Guadalupe feast, Mass bring together Latinos and other Catholics
December 12, 2013 10:58 PM
John Heller / Post-Gazette
Parishioners from St. Regis in South Oakland have a festive procession Thursday into St. Paul Cathedral in Oakland for a feast and Spanish-language Roman Catholic Mass with Bishop David Zubik in honor of Our Lady of Guadalupe, patroness of the Americas. Several hundred people packed the church, paying tribute to their belief in an appearance of the Virgin Mary in Mexico in 1531 to an indigenous peasant, St. Juan Diego. The feast day is a central holiday for Mexicans and many other Latin Americans.

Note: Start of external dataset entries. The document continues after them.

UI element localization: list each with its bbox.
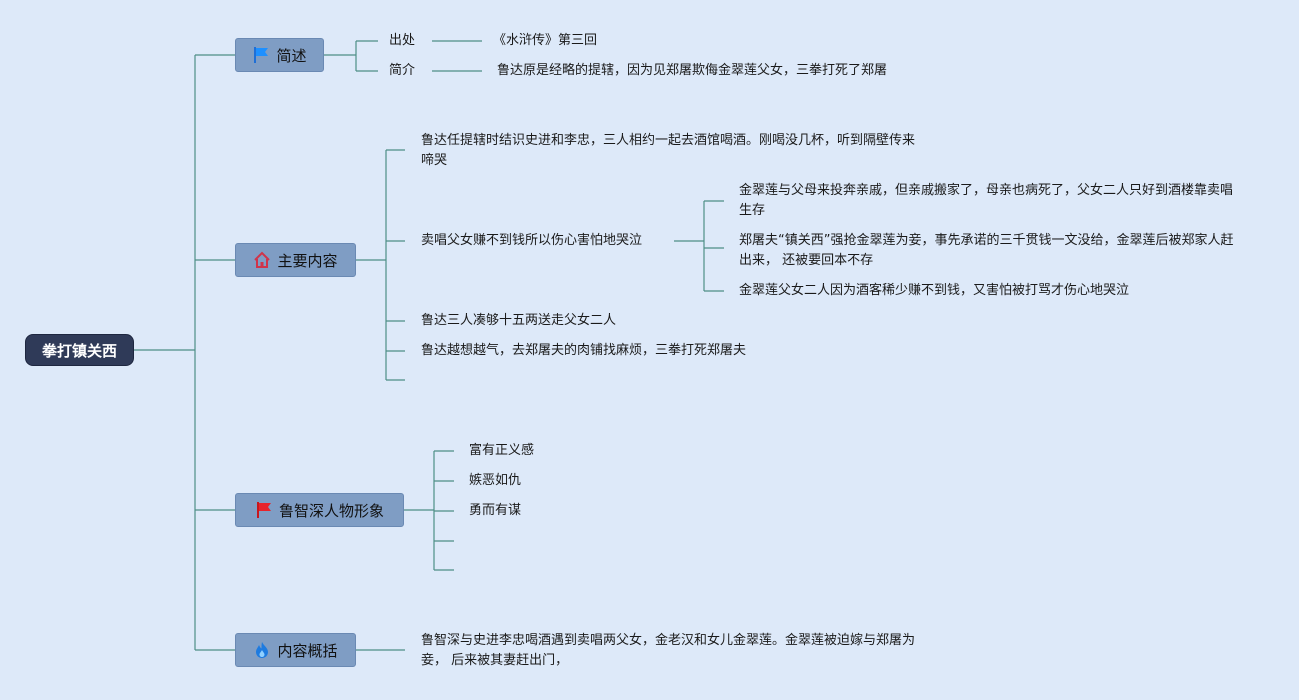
sub-item-3: 金翠莲父女二人因为酒客稀少赚不到钱，又害怕被打骂才伤心地哭泣 bbox=[739, 283, 1130, 298]
branch-summary-label: 简述 bbox=[276, 46, 307, 65]
branch-main-content[interactable]: 主要内容 bbox=[235, 243, 356, 277]
sub-item-1: 金翠莲与父母来投奔亲戚，但亲戚搬家了，母亲也病死了，父女二人只好到酒楼靠卖唱生存 bbox=[739, 183, 1234, 218]
intro-label: 简介 bbox=[389, 63, 416, 78]
overview-text: 鲁智深与史进李忠喝酒遇到卖唱两父女，金老汉和女儿金翠莲。金翠莲被迫嫁与郑屠为妾，… bbox=[421, 633, 916, 668]
main-item-4: 鲁达越想越气，去郑屠夫的肉铺找麻烦，三拳打死郑屠夫 bbox=[421, 343, 747, 358]
root-node[interactable]: 拳打镇关西 bbox=[25, 334, 134, 366]
trait-2: 嫉恶如仇 bbox=[469, 473, 522, 488]
main-item-1: 鲁达任提辖时结识史进和李忠，三人相约一起去酒馆喝酒。刚喝没几杯，听到隔壁传来啼哭 bbox=[421, 133, 916, 168]
source-value: 《水浒传》第三回 bbox=[493, 33, 598, 48]
branch-overview[interactable]: 内容概括 bbox=[235, 633, 356, 667]
branch-summary[interactable]: 简述 bbox=[235, 38, 324, 72]
branch-overview-label: 内容概括 bbox=[277, 641, 338, 660]
blue-flag-icon bbox=[252, 46, 270, 64]
branch-main-content-label: 主要内容 bbox=[277, 251, 338, 270]
main-item-3: 鲁达三人凑够十五两送走父女二人 bbox=[421, 313, 617, 328]
branch-character[interactable]: 鲁智深人物形象 bbox=[235, 493, 404, 527]
branch-character-label: 鲁智深人物形象 bbox=[278, 501, 384, 520]
house-icon bbox=[253, 251, 271, 269]
red-flag-icon bbox=[255, 501, 273, 519]
trait-3: 勇而有谋 bbox=[469, 503, 522, 518]
trait-1: 富有正义感 bbox=[469, 443, 535, 458]
main-item-2: 卖唱父女赚不到钱所以伤心害怕地哭泣 bbox=[421, 233, 643, 248]
flame-icon bbox=[253, 641, 271, 659]
source-label: 出处 bbox=[389, 33, 416, 48]
sub-item-2: 郑屠夫“镇关西”强抢金翠莲为妾，事先承诺的三千贯钱一文没给，金翠莲后被郑家人赶出… bbox=[739, 233, 1234, 268]
intro-value: 鲁达原是经略的提辖，因为见郑屠欺侮金翠莲父女，三拳打死了郑屠 bbox=[497, 63, 888, 78]
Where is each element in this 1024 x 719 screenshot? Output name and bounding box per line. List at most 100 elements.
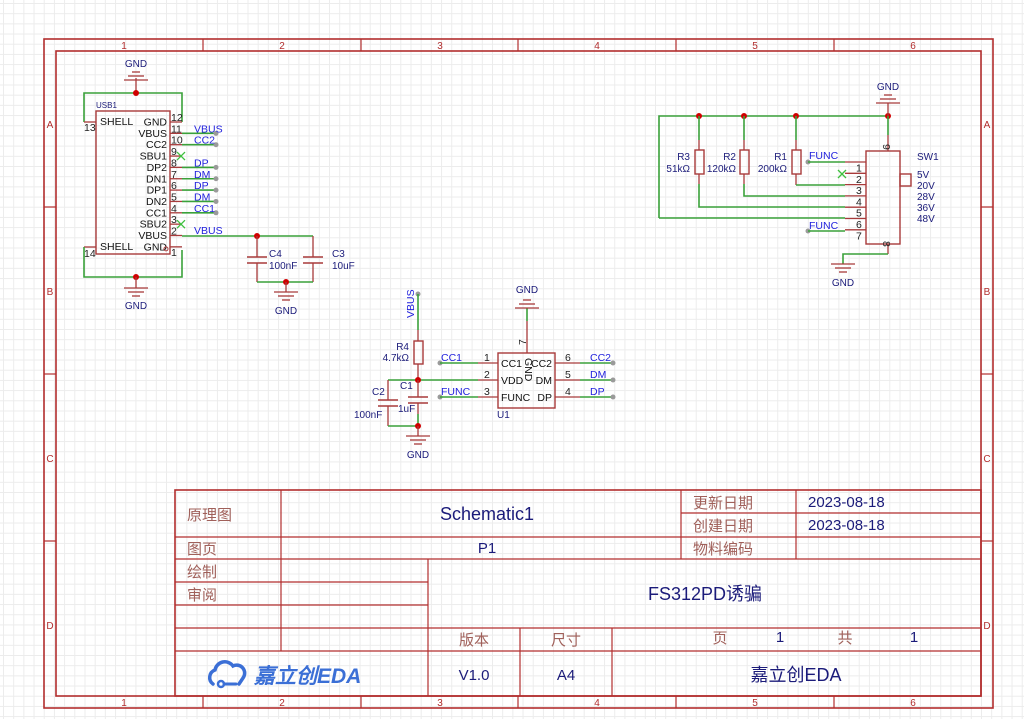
net-label: CC2 (590, 352, 611, 364)
zone-col-4-bottom: 4 (594, 698, 600, 709)
pin-num: 5 (565, 369, 571, 381)
net-port (213, 130, 219, 136)
net-port (213, 187, 219, 193)
usb1-body (95, 110, 171, 255)
resistor-r1[interactable]: R1 200kΩ (758, 116, 845, 186)
zone-col-5-bottom: 5 (752, 698, 758, 709)
pin-num: 10 (171, 135, 183, 147)
net-label: CC2 (194, 135, 215, 147)
svg-text:U1: U1 (497, 410, 510, 421)
net-label: DP (590, 386, 605, 398)
pin-num: 2 (856, 174, 862, 186)
svg-text:GND: GND (125, 59, 147, 70)
pin-num: 1 (484, 352, 490, 364)
capacitor-c1[interactable]: C1 1uF (398, 380, 428, 426)
zone-col-1: 1 (121, 41, 127, 52)
net-label: DP (194, 157, 209, 169)
net-port (213, 176, 219, 182)
zone-col-2: 2 (279, 41, 285, 52)
page-value: P1 (478, 540, 496, 557)
zone-row-a-right: A (984, 120, 991, 131)
version-value: V1.0 (459, 667, 490, 684)
capacitor-c3[interactable]: C3 10uF (303, 236, 355, 282)
project-title[interactable]: FS312PD诱骗 (648, 584, 762, 604)
created-label: 创建日期 (693, 518, 753, 535)
wire-sw-top (658, 115, 888, 218)
capacitor-c4[interactable]: C4 100nF (247, 236, 297, 282)
pin-name: SHELL (100, 116, 133, 128)
pin-num: 14 (84, 248, 96, 260)
svg-text:C2: C2 (372, 387, 385, 398)
pin-num: 4 (565, 386, 571, 398)
svg-text:100nF: 100nF (269, 261, 297, 272)
net-label-func: FUNC (441, 386, 471, 398)
pin-name: DN2 (146, 196, 167, 208)
total-label: 共 (837, 630, 852, 647)
capacitor-c2[interactable]: C2 100nF (354, 380, 398, 426)
net-label: CC1 (194, 203, 215, 215)
pin-num: 13 (84, 122, 96, 134)
voltage-option: 48V (917, 214, 935, 225)
version-label: 版本 (459, 632, 489, 649)
no-connect-icon (176, 219, 186, 229)
pin-dot (163, 246, 169, 252)
schematic-name[interactable]: Schematic1 (440, 504, 534, 524)
pin-num: 5 (171, 191, 177, 203)
svg-text:R4: R4 (396, 342, 409, 353)
total-value: 1 (910, 629, 918, 646)
size-value: A4 (557, 667, 575, 684)
zone-row-d-right: D (983, 621, 990, 632)
net-label: DP (194, 180, 209, 192)
gnd-symbol-sw-top: GND (876, 82, 900, 116)
zone-row-c: C (46, 454, 53, 465)
no-connect-icon (176, 151, 186, 161)
updated-label: 更新日期 (693, 495, 753, 512)
net-label-func: FUNC (809, 150, 839, 162)
net-label: DM (590, 369, 606, 381)
svg-text:C3: C3 (332, 249, 345, 260)
pin-num: 1 (171, 247, 177, 259)
voltage-option: 36V (917, 203, 935, 214)
voltage-option: 20V (917, 181, 935, 192)
net-label: DM (194, 191, 210, 203)
pin-num: 4 (856, 196, 862, 208)
svg-text:R3: R3 (677, 152, 690, 163)
zone-col-6: 6 (910, 41, 916, 52)
pin-num: 3 (856, 185, 862, 197)
voltage-option: 28V (917, 192, 935, 203)
svg-text:GND: GND (877, 82, 899, 93)
resistor-r2[interactable]: R2 120kΩ (707, 116, 845, 197)
created-value: 2023-08-18 (808, 517, 885, 534)
resistor-r3[interactable]: R3 51kΩ (666, 116, 845, 208)
gnd-symbol-sw-bottom: GND (831, 263, 855, 289)
pin-num: 4 (171, 203, 177, 215)
gnd-symbol-caps: GND (274, 282, 298, 317)
voltage-option: 5V (917, 170, 930, 181)
svg-text:7: 7 (517, 339, 529, 345)
pin-num: 2 (171, 226, 177, 238)
zone-col-3-bottom: 3 (437, 698, 443, 709)
svg-text:GND: GND (407, 450, 429, 461)
gnd-symbol-u1-caps: GND (406, 426, 430, 461)
pin-name: DP (537, 392, 552, 404)
pin-name: DM (536, 375, 552, 387)
svg-text:GND: GND (522, 358, 534, 382)
pin-num: 2 (484, 369, 490, 381)
zone-row-a: A (47, 120, 54, 131)
pin-name: VBUS (138, 230, 167, 242)
part-label: 物料编码 (693, 541, 753, 558)
pin-name: CC1 (501, 358, 522, 370)
pin-num: 12 (171, 112, 183, 124)
svg-text:4.7kΩ: 4.7kΩ (383, 353, 410, 364)
pin-num: 5 (856, 208, 862, 220)
pin-name: VBUS (138, 128, 167, 140)
outer-frame (43, 38, 994, 709)
zone-col-4: 4 (594, 41, 600, 52)
net-port (610, 360, 616, 366)
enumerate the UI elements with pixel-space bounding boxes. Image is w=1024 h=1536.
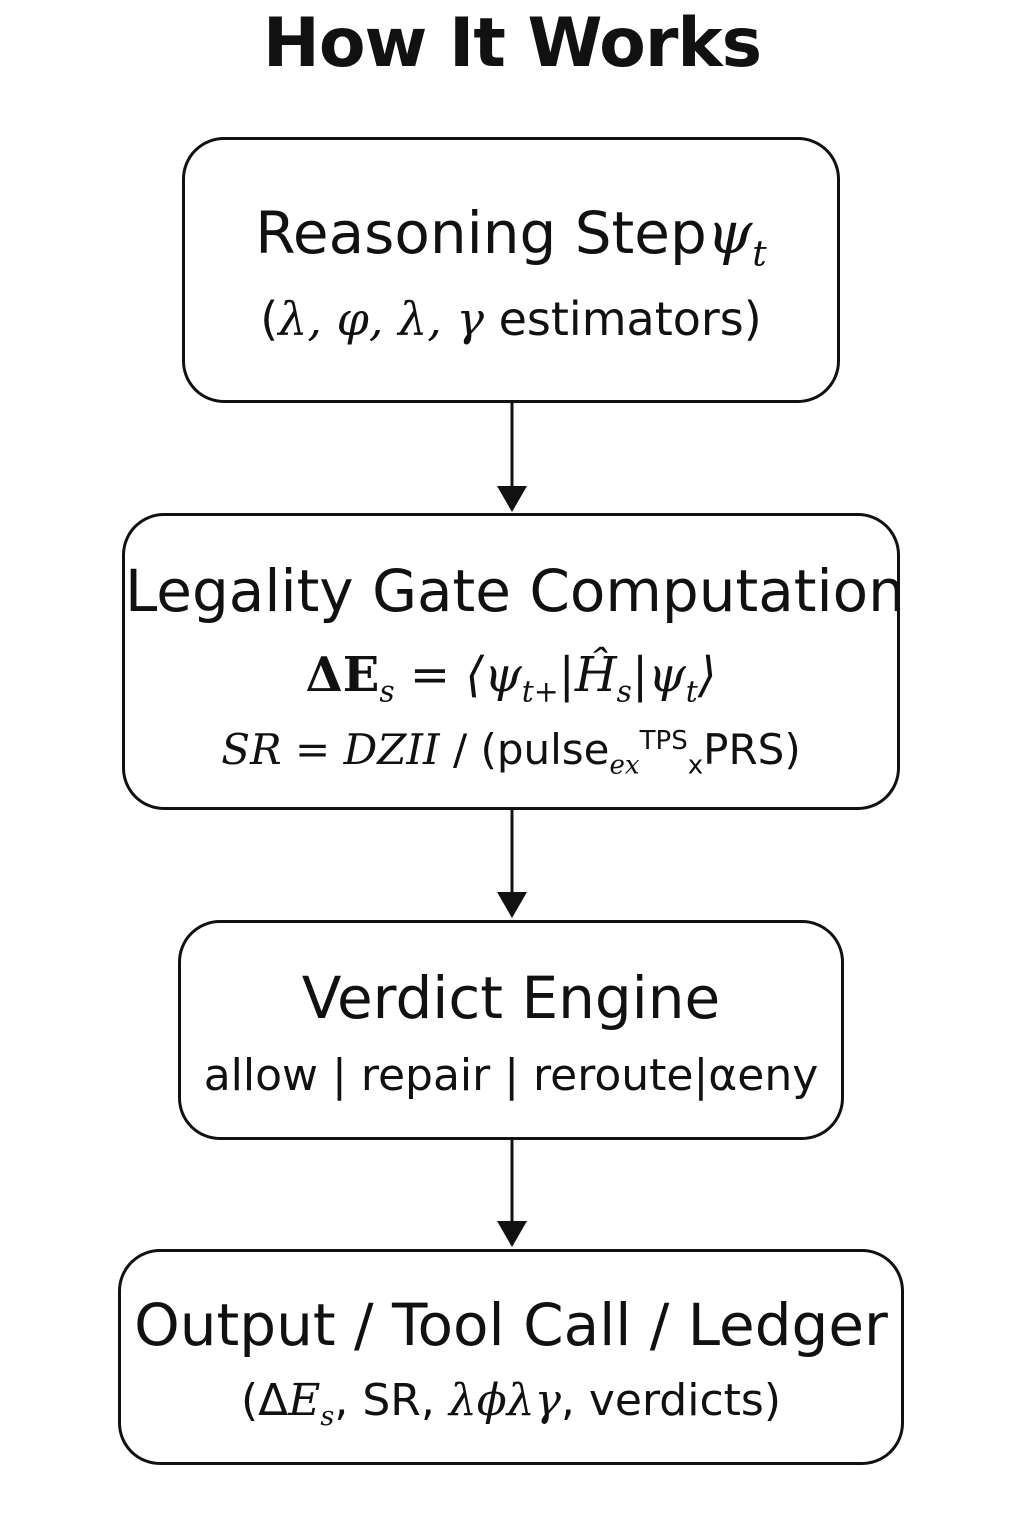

By Peter Smith / Pittsburgh Post-Gazette
Some wore native Mexican costumes embroidered with flowers and other decorations, while others came in workclothes or in the native attire of their adopted home — Steelers jerseys.
Several hundred people packed St. Paul Cathedral Thursday evening for a Spanish-language Roman Catholic Mass in honor of Our Lady of Guadalupe, patroness of the Americas. They paid tribute to their belief in an appearance of the Virgin Mary in Mexico in 1531 to an indigenous peasant, St. Juan Diego.
The day is a central holiday for Mexicans and many other Latin Americans.
The festive Mass came complete with mariachi musicians and a procession of the statue of the Virgin. Afterward, many worshippers brought flowers and other offerings to place by the statue, which was adorned with roses and surrounded with decorative electric lights and the flags of Latin American nations. Many immigrants from throughout Latin America came to the Mass, as well as many American-born Catholics.
“We come all together,” said Ruben Ruiz of Pittsburgh after the Mass, as he helped serve Mexican-style food at a reception in the cathedral’s social hall. “This feast is for everybody.”
Bishop David Zubik presided at the Mass, preaching first in Spanish, reading deliberately from a text, and then in English. Mr. Ruiz said such efforts, part of the diocese’s larger outreach to its Spanish constituency, were encouraging. “We feel more at home,” said Mr. Ruiz, a native of Mexico.
The service was coordinated by parishes in the diocese that offer Spanish-language Masses, including nearby St. Regis.
The echoes of chattering and cooing of children mingled with that of the musicians and readers — and were also an echo of the infusion of youth that the immigrant families are bringing.
“They are going to be the future” of the church, said Jackie Martinez of the North Hills, who is originally from El Salvador.